In 1790, George Washington also found it necessary to establish a certain uniformity in currency and measures. American money was successfully decimated, but the old measurement systems resisted. At fault, the British system was too rooted in the national psyche.

But not all of them gave up. In 1793, US Secretary of State Thomas Jefferson, who also believed in this new metric system, did indeed reach out to a French scientist by the name of Joseph Dombey. The goal: to present the new standard weight to Americans.

The researcher then set out with his little one-kilogram copper cylinder, heading for the New World. But fate decided otherwise. Dombey’s ship, driven by a storm, fell prey to a British pirate ship who demanded a ransom. Joseph Dombey will eventually die as a prisoner, and the kilogram will never reach America.

The American resistance also demonstrates a genuine patriotic sentiment, exacerbated by the profile of a “common enemy”. Indeed, not all Americans were as Francophiles as Jefferson. This is also why the ideas of these elites, considered arrogant, did not find an echo on the other side of the Atlantic.

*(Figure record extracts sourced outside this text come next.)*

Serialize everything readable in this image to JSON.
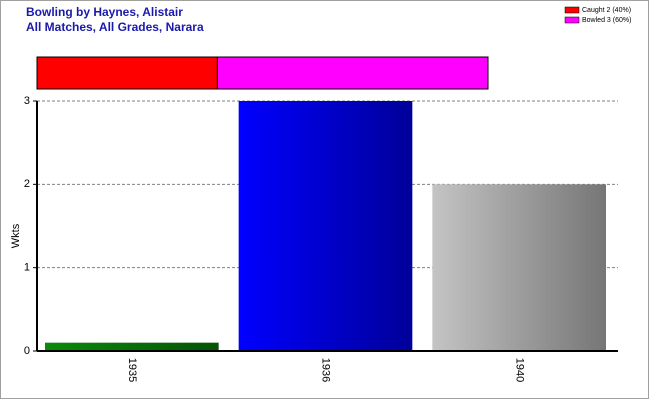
{
  "chart_data": {
    "type": "bar",
    "title": "Bowling by Haynes, Alistair",
    "subtitle": "All Matches, All Grades, Narara",
    "y_label": "Wkts",
    "categories": [
      "1935",
      "1936",
      "1940"
    ],
    "values": [
      0.1,
      3,
      2
    ],
    "colors": [
      "#0a8a0a",
      "#0000ff",
      "#c4c4c4"
    ],
    "ylim": [
      0,
      3
    ],
    "yticks": [
      0,
      1,
      2,
      3
    ],
    "grid": true,
    "legend": "top-right",
    "breakdown": {
      "type": "stacked-bar",
      "series": [
        {
          "name": "Caught 2 (40%)",
          "color": "#ff0000",
          "values": [
            2
          ]
        },
        {
          "name": "Bowled 3 (60%)",
          "color": "#ff00ff",
          "values": [
            3
          ]
        }
      ]
    }
  }
}
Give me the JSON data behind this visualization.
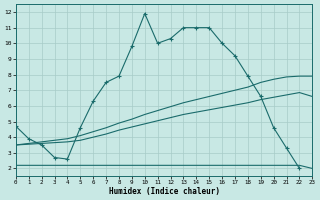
{
  "bg_color": "#c8e8e4",
  "line_color": "#1a6b6b",
  "grid_color": "#a8ccc8",
  "xlabel": "Humidex (Indice chaleur)",
  "xlim": [
    0,
    23
  ],
  "ylim": [
    1.5,
    12.5
  ],
  "line1_x": [
    0,
    1,
    2,
    3,
    4,
    5,
    6,
    7,
    8,
    9,
    10,
    11,
    12,
    13,
    14,
    15,
    16,
    17,
    18,
    19,
    20,
    21,
    22
  ],
  "line1_y": [
    4.7,
    3.9,
    3.5,
    2.7,
    2.6,
    4.6,
    6.3,
    7.5,
    7.9,
    9.8,
    11.9,
    10.0,
    10.3,
    11.0,
    11.0,
    11.0,
    10.0,
    9.2,
    7.9,
    6.6,
    4.6,
    3.3,
    2.0
  ],
  "line2_x": [
    0,
    1,
    2,
    3,
    4,
    5,
    6,
    7,
    8,
    9,
    10,
    11,
    12,
    13,
    14,
    15,
    16,
    17,
    18,
    19,
    20,
    21,
    22,
    23
  ],
  "line2_y": [
    3.5,
    3.55,
    3.6,
    3.65,
    3.7,
    3.8,
    4.0,
    4.2,
    4.45,
    4.65,
    4.85,
    5.05,
    5.25,
    5.45,
    5.6,
    5.75,
    5.9,
    6.05,
    6.2,
    6.4,
    6.55,
    6.7,
    6.85,
    6.6
  ],
  "line3_x": [
    0,
    1,
    2,
    3,
    4,
    5,
    6,
    7,
    8,
    9,
    10,
    11,
    12,
    13,
    14,
    15,
    16,
    17,
    18,
    19,
    20,
    21,
    22,
    23
  ],
  "line3_y": [
    3.5,
    3.6,
    3.7,
    3.8,
    3.9,
    4.1,
    4.35,
    4.6,
    4.9,
    5.15,
    5.45,
    5.7,
    5.95,
    6.2,
    6.4,
    6.6,
    6.8,
    7.0,
    7.2,
    7.5,
    7.7,
    7.85,
    7.9,
    7.9
  ],
  "line4_x": [
    0,
    1,
    2,
    3,
    4,
    5,
    6,
    7,
    8,
    9,
    10,
    11,
    12,
    13,
    14,
    15,
    16,
    17,
    18,
    19,
    20,
    21,
    22,
    23
  ],
  "line4_y": [
    2.2,
    2.2,
    2.2,
    2.2,
    2.2,
    2.2,
    2.2,
    2.2,
    2.2,
    2.2,
    2.2,
    2.2,
    2.2,
    2.2,
    2.2,
    2.2,
    2.2,
    2.2,
    2.2,
    2.2,
    2.2,
    2.2,
    2.2,
    2.0
  ]
}
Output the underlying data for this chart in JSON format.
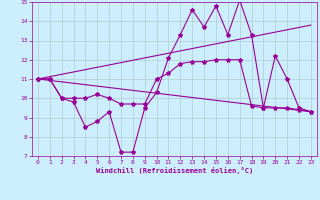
{
  "background_color": "#cceeff",
  "grid_color": "#aaddcc",
  "line_color": "#990099",
  "xlabel": "Windchill (Refroidissement éolien,°C)",
  "xlim": [
    -0.5,
    23.5
  ],
  "ylim": [
    7,
    15
  ],
  "yticks": [
    7,
    8,
    9,
    10,
    11,
    12,
    13,
    14,
    15
  ],
  "xticks": [
    0,
    1,
    2,
    3,
    4,
    5,
    6,
    7,
    8,
    9,
    10,
    11,
    12,
    13,
    14,
    15,
    16,
    17,
    18,
    19,
    20,
    21,
    22,
    23
  ],
  "series0_x": [
    0,
    1,
    2,
    3,
    4,
    5,
    6,
    7,
    8,
    9,
    10,
    11,
    12,
    13,
    14,
    15,
    16,
    17,
    18,
    19,
    20,
    21,
    22,
    23
  ],
  "series0_y": [
    11,
    11,
    10,
    9.8,
    8.5,
    8.8,
    9.3,
    7.2,
    7.2,
    9.5,
    10.3,
    12.1,
    13.3,
    14.6,
    13.7,
    14.8,
    13.3,
    15.1,
    13.3,
    9.5,
    12.2,
    11.0,
    9.5,
    9.3
  ],
  "series1_x": [
    0,
    1,
    2,
    3,
    4,
    5,
    6,
    7,
    8,
    9,
    10,
    11,
    12,
    13,
    14,
    15,
    16,
    17,
    18,
    19,
    20,
    21,
    22,
    23
  ],
  "series1_y": [
    11,
    11,
    10,
    10,
    10,
    10.2,
    10.0,
    9.7,
    9.7,
    9.7,
    11.0,
    11.3,
    11.8,
    11.9,
    11.9,
    12.0,
    12.0,
    12.0,
    9.6,
    9.5,
    9.5,
    9.5,
    9.4,
    9.3
  ],
  "line2_x": [
    0,
    23
  ],
  "line2_y": [
    11,
    9.3
  ],
  "line3_x": [
    0,
    23
  ],
  "line3_y": [
    11,
    13.8
  ]
}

Another factor that flies in the face of the metric system in the United States is the relative political stability of the country.

Ken Alder, of Northwestern University (Illinois) and author of The Measure of All Things: The Seven-Year Odyssey and Hidden Error That Transformed the World (2003), indeed points out that the complete overhaul of such a measurement system requires a little fuss to get the troublemakers out. “We came close during the civil war,” he explains. But the conflict was not subversive enough to allow this change.”

Today in the United States, the metric system still has its strong opponents, although more and more people agree that it is time, finally, to standardize with the rest of the world. But the researcher warns: Those who would like to give up miles and ounces should keep in mind that this type of transition is often accompanied by more radical political change.

Arthur Marquis

With a background in dermatology and over 10 years of experience, Arthur covers a wide range of health-related subjects for the Scientific Origin.